“Retirement: It’s nice to get out of the rat race, but you have to learn to get along with less cheese.”
Today we attack the office, well, Mary’s office at home. The poor baby office was overloaded during Christmas! You know, everything you need to put up somewhere while Christmas is on display has to go somewhere. At Mary’s, everything went into the office. If it were Halloween, the office could go trick-or-treating as an overstuffed storage unit.
It was early in the day, and all of a sudden, I had a thought, always a dangerous thing to have: “If at first, you don’t succeed, skydiving is not for you.”
We talked a little about being retired, and Mary always had a good story about her patients.
We worked for six hours, and we were about 50% complete in our de-clutter process. We were slowed by the fact Mary had to go through files and see what she must keep and what needs to go.
We decided she would attack her file cabinet tomorrow. I sensed that the file cabinet needed a serious look since the top drawer was full of stone tablets. After opening the second drawer and seeing all the bats fly out, I decided a smart move was to let Mary go through the file cabinet while I watched, from a distance.

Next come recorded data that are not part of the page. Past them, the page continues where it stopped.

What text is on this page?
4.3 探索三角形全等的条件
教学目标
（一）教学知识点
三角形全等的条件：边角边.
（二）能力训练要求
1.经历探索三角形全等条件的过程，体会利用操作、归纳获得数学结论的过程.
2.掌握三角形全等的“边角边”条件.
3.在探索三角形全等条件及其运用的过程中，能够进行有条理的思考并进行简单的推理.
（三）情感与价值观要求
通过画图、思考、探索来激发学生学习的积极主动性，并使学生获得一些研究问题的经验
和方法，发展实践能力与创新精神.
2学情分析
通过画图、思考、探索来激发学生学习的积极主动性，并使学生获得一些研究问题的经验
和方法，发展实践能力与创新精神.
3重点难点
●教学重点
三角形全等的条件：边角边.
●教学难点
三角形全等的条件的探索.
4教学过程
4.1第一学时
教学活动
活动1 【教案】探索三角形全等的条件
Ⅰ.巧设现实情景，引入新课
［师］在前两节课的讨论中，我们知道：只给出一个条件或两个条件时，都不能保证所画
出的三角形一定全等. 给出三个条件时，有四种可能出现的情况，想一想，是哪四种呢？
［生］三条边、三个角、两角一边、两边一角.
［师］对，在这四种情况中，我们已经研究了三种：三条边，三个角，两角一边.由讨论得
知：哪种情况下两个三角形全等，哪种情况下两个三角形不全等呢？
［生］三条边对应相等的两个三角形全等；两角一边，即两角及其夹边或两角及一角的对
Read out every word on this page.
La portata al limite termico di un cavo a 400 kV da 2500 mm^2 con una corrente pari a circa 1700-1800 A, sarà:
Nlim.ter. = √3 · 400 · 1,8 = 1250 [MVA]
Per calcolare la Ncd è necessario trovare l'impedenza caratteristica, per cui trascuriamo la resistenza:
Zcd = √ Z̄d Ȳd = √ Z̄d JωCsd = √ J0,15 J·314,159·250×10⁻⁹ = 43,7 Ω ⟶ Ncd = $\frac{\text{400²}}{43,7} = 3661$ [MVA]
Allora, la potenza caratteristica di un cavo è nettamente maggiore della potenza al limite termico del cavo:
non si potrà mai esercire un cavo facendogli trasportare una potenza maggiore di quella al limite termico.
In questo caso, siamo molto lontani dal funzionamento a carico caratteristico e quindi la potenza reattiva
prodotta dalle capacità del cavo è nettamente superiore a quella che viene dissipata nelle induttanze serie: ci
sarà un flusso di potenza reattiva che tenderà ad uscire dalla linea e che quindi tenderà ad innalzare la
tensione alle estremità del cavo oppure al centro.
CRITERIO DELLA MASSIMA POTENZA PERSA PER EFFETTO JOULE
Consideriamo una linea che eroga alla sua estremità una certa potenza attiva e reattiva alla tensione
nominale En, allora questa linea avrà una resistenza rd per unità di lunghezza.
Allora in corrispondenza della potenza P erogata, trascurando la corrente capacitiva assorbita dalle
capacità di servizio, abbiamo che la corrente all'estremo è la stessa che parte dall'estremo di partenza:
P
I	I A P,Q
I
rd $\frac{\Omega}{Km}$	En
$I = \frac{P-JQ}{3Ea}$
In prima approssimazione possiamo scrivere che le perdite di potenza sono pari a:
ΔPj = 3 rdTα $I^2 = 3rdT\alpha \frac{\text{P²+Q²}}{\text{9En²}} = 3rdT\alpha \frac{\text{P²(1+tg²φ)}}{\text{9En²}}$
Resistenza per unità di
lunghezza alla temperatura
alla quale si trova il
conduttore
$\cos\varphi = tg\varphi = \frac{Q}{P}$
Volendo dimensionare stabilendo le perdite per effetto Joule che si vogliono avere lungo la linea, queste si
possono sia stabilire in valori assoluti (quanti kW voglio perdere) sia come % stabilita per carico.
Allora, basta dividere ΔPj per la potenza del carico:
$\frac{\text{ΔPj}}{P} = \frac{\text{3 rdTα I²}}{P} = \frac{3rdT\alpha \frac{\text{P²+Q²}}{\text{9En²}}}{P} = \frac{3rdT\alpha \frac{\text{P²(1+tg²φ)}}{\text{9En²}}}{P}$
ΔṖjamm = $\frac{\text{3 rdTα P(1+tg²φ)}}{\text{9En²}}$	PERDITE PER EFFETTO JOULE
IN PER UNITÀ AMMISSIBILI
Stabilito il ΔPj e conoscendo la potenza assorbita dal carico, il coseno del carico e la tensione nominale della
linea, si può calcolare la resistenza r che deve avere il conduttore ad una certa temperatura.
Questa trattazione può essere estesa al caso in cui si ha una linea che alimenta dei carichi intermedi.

After declaring the morning’s work done, we decided to have lentil soup for dinner, so I volunteered to go to the market, get the ingredients needed to make the soup. When I said, “We Decided,” I had this vision of Mary assisting me.
Alas, she was so dedicated to the office cleanup that she made me cook up the soup by my lonesome. I chopped, sliced, diced, measured, poured, and otherwise put everything together over about a thirty-minute period. My cooking is fabulous; even the smoke alarm is cheering me on. While I was slaving away, I heard Mary sounding like guys watching a football game!
I asked Mary what she thought of a guy who cooks, and she said, “A guy who knows how to cook is really handsome.” She is a smart lady!
We called Colleen on the Bat Phone and talked to her for quite a while. All is well on the east coast.
Mary reminded me, “Many people have eaten in this kitchen & have gone on to lead normal healthy lives.” I felt some sense of relief!
I told Mary of my friend, Greg, who I took to dinner at a fancy restaurant many years back. My friend Greg sat down at the table and looked at the menu. He told the waiter, “I think I will have the turtle soup.” The waiter leaves, but Greg changed his mind and wanted pea soup instead. Greg yelled at the top of his lungs to the waiter, “Hold the turtle; make it pea!” We are no longer are allowed in that restaurant.
We took Scout for a walk around 6:30 PM. He has a gentle way of reminding us of his needs. Dogs are that way, you know!
When we got home, Mary tried my soup. One taste, and she ran, screaming upstairs, yelling mild obscenities in several languages, all at once. She returned a few minutes later, her composure collected, and described the soup. None of the descriptions were, let’s say, a compliment! I think the reference to “boiled inner tubes” was the most hurtful!
I called the poison control unit of the local hospital. They were on alert in case any more symptoms show up! We decided the soup needed another hour to simmer. A decision was made to have some salad and ribs for dinner and save the “soup” for post-movie munchies and if it were not better, use it to fill the cracks in the sidewalk out front.
I remembered my mother used to feed me alphabet soup when I was a kid. She insisted I tell everyone that I loved it. I didn’t really; she was putting words in my mouth!
The salad from our garden and bones (beef ribs) were fantastic. The gnawing sounds could be heard for blocks around. Dogs began to bark and howl; they knew there would be bones leftover!
It was time for the soup! Mary came into the kitchen; Mary saw the soup. Mary tasted the soup; Mary decided to order take out! I was crushed! Hours of hard labor I poured into that soup, and she had rather have McDonald’s?
The soup actually passed muster after some selected spices were added. I turned on the fireplace, brought over the soup in two ceramic oven-proof dishes and stainless steel heavy-duty spoons, and switched on the news. The news was horrible, making even my soup taste, OK. We decided that test patterns were far better to watch!
Mary added some road-kill to the soup pot for protein. Roadkill, this evening, was chicken. A day earlier, and it would have been opossum!
We called Robin on the Bat Phone to check-in and make sure all was well. We told her about our dinner, and we plan to save some for her.
I was pooped this evening for some unknown reason, probably from watching Mary work so hard in the office. We watched “The Bishops Wife,” the old 1948 B&W movie, before hitting the sack!
At 11:00 PM, we called Jan and told her of “The Great Soup Adventure.” She was amazed we got away with our lives. Jan reminded us, “Soup is never hot enough if the waiter can keep his thumb in it!”
11:00 PM? OMG, it was late, so I headed to Seal Beach, leaving Mary to watch the soup making sure it does not get out of the frig and attack the neighbors.
Mary’s Day #2 of retirement has been declared successful!